第18回:投資パフォーマンス基準の国際認証について

IPCと国際認証
 運用会社が、新たな顧客の獲得を目指して、その投資パフォーマンスの実績を提示する際、適切な情報な情報提供がなされることを目的として、投資パフォーマンス基準(1)が導入されています。わが国でも、日本証券アナリスト協会が「日本証券アナリスト協会 投資パフォーマンス基準(SAAJ-IPS)」を1999年に策定し、2000年4月以降に運用機関による準拠が可能となっていますが、今般(2002年6月)、SAAJ-IPSが投資パフォーマンス協議会(IPC)による国際認証を得ました。
 IPCは、そもそも投資パフォーマンス基準の国際版ともいえるグローバル投資基準(GIPS)の策定・解釈および普及を目的として設立された国際組織です。IPCは、各国より提出されたローカル基準の内容を審査して、国際基準であるGIPSとの互換性を充足していると判断された場合、当該ローカル基準を認証(endorsement)します。
認証の方法
 IPCによる認証には、2通りの方法が採用されています。1つはTG(Translation of GIPS)方式で、これは英文で記述されたGIPSを当該国の言語に翻訳したものを、その国のローカル基準としてそのまま採用する方法です。GIPS制定時にまだ独自の投資パフォーマンス基準を持っていなかった国を中心にこの方式が採用されており、2002年6月末現在で、オーストリア、デンマーク、ノルウェー、ハンガリーがこの方式による認証を受けています。
 もう一つの方法は、CVG(Country Version of GIPS)方式といい、GIPSの内容をコア基準として内包しつつも、各国の実情に応じた条項の付加を認めるものです。この方式は、既に何らかのパフォーマンス報告基準が存在している国を中心に採用されており、2002年6月末現在で、今回認証された日本に加えて、米国、英国、カナダ、アイルランド、オーストラリア、イタリアがこの方式による認証を受けています。
わが国における対応
 わが国でも、既にSAAJ-IPSへの準拠が開始されていることから、基準設定主体である日本証券アナリスト協会がCVG方式への採用方針を決定し、IPCの認証を得るための基準改訂作業を昨年より開始しました。そして、今春には改訂案がまとまり、IPCへの認証申請を経て、2002年6月に行われたIPC会議において正式に認証されたものです(2)。認証の結果、SAAJ-IPSは、今後、「日本版GIPS」という位置付けを与えられることになります。
認証の影響
 IPCによる国際認証が得られると何が変わるのでしょうか。IPC認証を睨んだ今回のSAAJ-IPSの改訂は、基本的にCVG方式への形式的な変換であるため、実質的には1999年に策定された当初のSAAJ-IPSからの変更点はありません。したがって、従来、SAAJ-IPSに準拠していた運用会社は、引き続き改訂後のCVGたるSAAJ-IPSへの準拠が行えることになります。

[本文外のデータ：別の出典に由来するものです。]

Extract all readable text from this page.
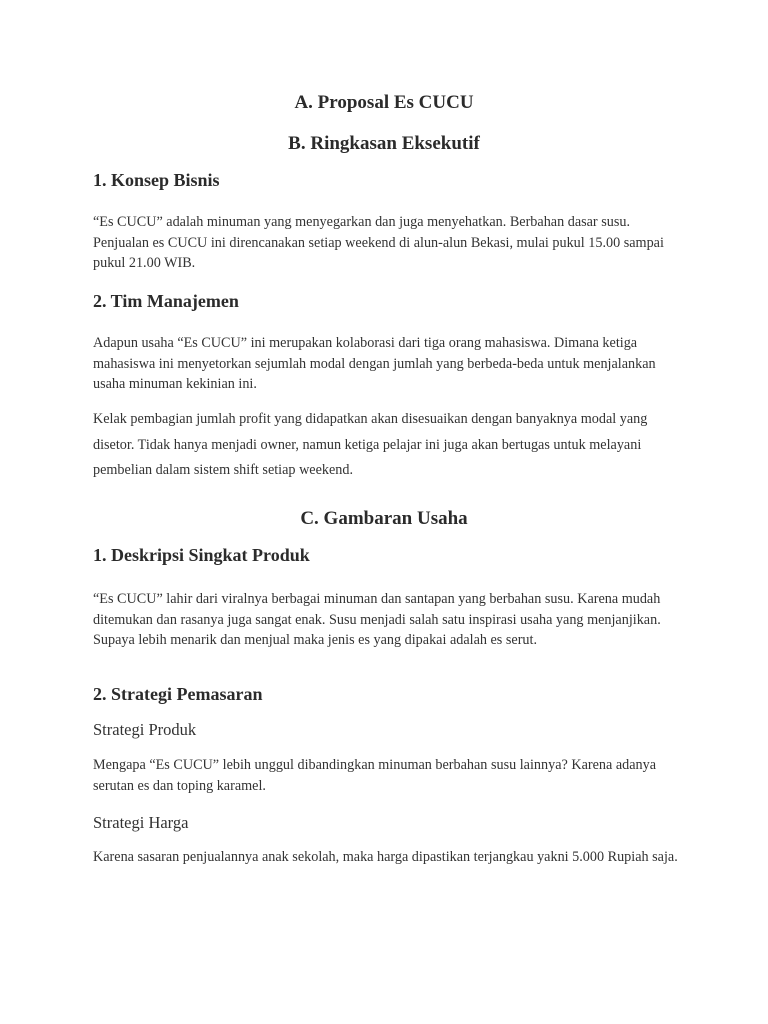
A. Proposal Es CUCU
B. Ringkasan Eksekutif
1. Konsep Bisnis

“Es CUCU” adalah minuman yang menyegarkan dan juga menyehatkan. Berbahan dasar susu. Penjualan es CUCU ini direncanakan setiap weekend di alun-alun Bekasi, mulai pukul 15.00 sampai pukul 21.00 WIB.

2. Tim Manajemen

Adapun usaha “Es CUCU” ini merupakan kolaborasi dari tiga orang mahasiswa. Dimana ketiga mahasiswa ini menyetorkan sejumlah modal dengan jumlah yang berbeda-beda untuk menjalankan usaha minuman kekinian ini.

Kelak pembagian jumlah profit yang didapatkan akan disesuaikan dengan banyaknya modal yang disetor. Tidak hanya menjadi owner, namun ketiga pelajar ini juga akan bertugas untuk melayani pembelian dalam sistem shift setiap weekend.

C. Gambaran Usaha
1. Deskripsi Singkat Produk

“Es CUCU” lahir dari viralnya berbagai minuman dan santapan yang berbahan susu. Karena mudah ditemukan dan rasanya juga sangat enak. Susu menjadi salah satu inspirasi usaha yang menjanjikan. Supaya lebih menarik dan menjual maka jenis es yang dipakai adalah es serut.

2. Strategi Pemasaran
Strategi Produk

Mengapa “Es CUCU” lebih unggul dibandingkan minuman berbahan susu lainnya? Karena adanya serutan es dan toping karamel.

Strategi Harga

Karena sasaran penjualannya anak sekolah, maka harga dipastikan terjangkau yakni 5.000 Rupiah saja.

 一方、CVGとして認証されることに伴い、基準のコアとなるGIPSの解釈や適用等については、今後、すべてIPCによる解釈がそのままSAAJ-IPSに適用されることになります。IPCでは、GIPSの運営に関して実務上考慮すべき、さまざまな問題に関する解釈を専門の小委員会で審議し、その結果をガイダンス・ステートメントという解釈指針として公表するとともに、事務局に寄せられたさまざまな質問への回答をQ&Aという形で公開しています。
 また、不動産やデリバティブ、報酬の取扱い等、現在のGIPSで規定されていない事項についても、将来、これらの事項がGIPSに取り入れられた際には、CVGであるSAAJ-IPSは必ずGIPSの改訂に対応して、基準の改訂を行うことが求められます。したがって、認証による影響は、認証時点である現在よりはむしろ、将来の方が大きくなる可能性があるのではないかと考えられます。
GIPSの将来−統一的な国際基準へ
 IPCでは、現在、不動産条項や報酬の取扱いに関する議論が行われており、これらの事項をGIPSに盛り込む改訂草案が公開されています。また、デリバティブやベンチャー投資等に関する専門の小委員会も活動していることから、今後、GIPSの内容もより広範なものになっていくことが予想されます。そして、最終的には、GIPSを投資パフォーマンスの計算・提示に関する統一的な国際基準(いわゆる“Gold Standard”)として確立していく方向にあると見られることから、今後のIPCの活動状況には従来以上に注目していく必要があるといえましょう。
* 日本証券アナリスト協会 投資パフォーマンス基準(SAAJ-IPS)委員会委員、IPC解釈小委員会委員。なお、文中において意見にかかる部分は筆者の個人的見解です。